NAISSANCE DU CORAN (II) : une langue incompréhensible ?

Fin avril va paraître un livre sur le Coran, et celui-là n’est pas comme les autres.

En 140 pages, j’ai voulu synthétiser un siècle de recherche indépendante de façon claire, simple, compréhensible.

Voulant en avoir le cœur net, vous achetez une des nombreuses traductions françaises du Coran. Par curiosité, vous comparez cette traduction avec une autre, et les ennuis commencent : ces traductions divergent, et pas seulement sur des points de détail. Pourquoi ?

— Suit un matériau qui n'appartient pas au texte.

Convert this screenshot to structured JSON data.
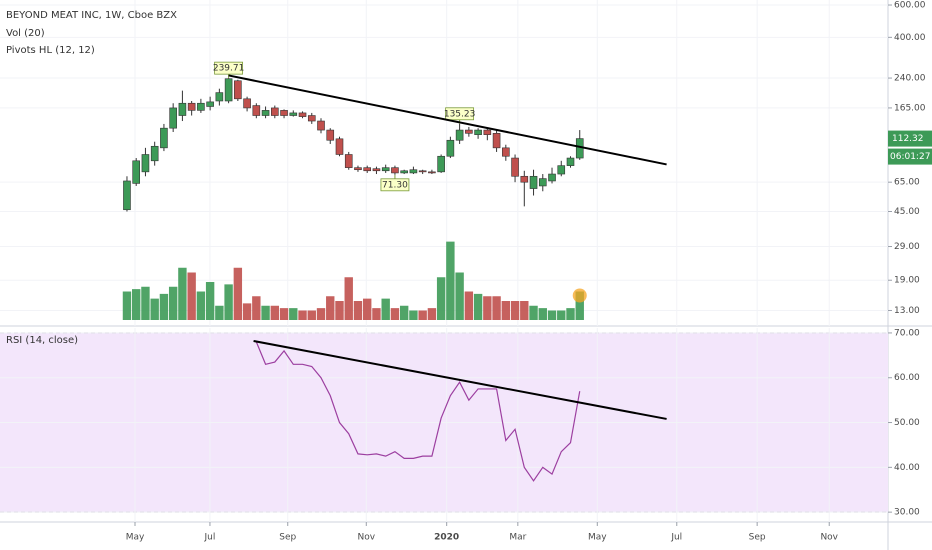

Au début du 7e siècle, il n’existait pas de littérature arabe (1). Soudain au 8e siècle, apparût un texte, écrit dans une langue d’une grande beauté, qui n’avait aucun antécédent littéraire – fait unique dans l’histoire de la littérature mondiale. Les musulmans considèrent donc sa naissance comme un miracle : le Coran aurait été dicté au Prophète tel qu’il est conservé au ciel, de toute éternité, sur une « Table gardée. »

Pour les Juifs, sur le sommet fulgurant du Sinaï Moïse aurait reçu la Torah sur des tables écrites par le doigt de Dieu. Si le Coran avait été lui aussi écrit par Allah, il aurait été créé comme le reste de l’univers. Mais pour les musulmans, le texte du Coran n’a jamais été créé.

Comme Allah lui-même il est divin, c’est un Verbe incréé. (2)

C’est pourquoi le Coran affirme que « nul autre qu’Allah ne connaît l’interprétation du Coran. » (3) Parce qu’il est de nature divine,  parce que c’est un attribut divin, il participe à l’infini d’Allah et on peut lui reconnaître une infinité de sens.

Traduire le Coran est donc chose impossible, ce serait dire dans une langue autre que la sienne ce que Dieu a dit dans sa propre langue – une langue aussi impénétrable qu’Allah lui-même. C’est pourquoi la traduction wahhabite, patronnée par l’Arabie Saoudite, s’intitule Le Saint Coran, traduction en langue française du sens de ses versets.

Une traduction ne peut que s’approcher du sens du Coran. En choisissant un seul sens, le traducteur trahit l’infinité de ses significations.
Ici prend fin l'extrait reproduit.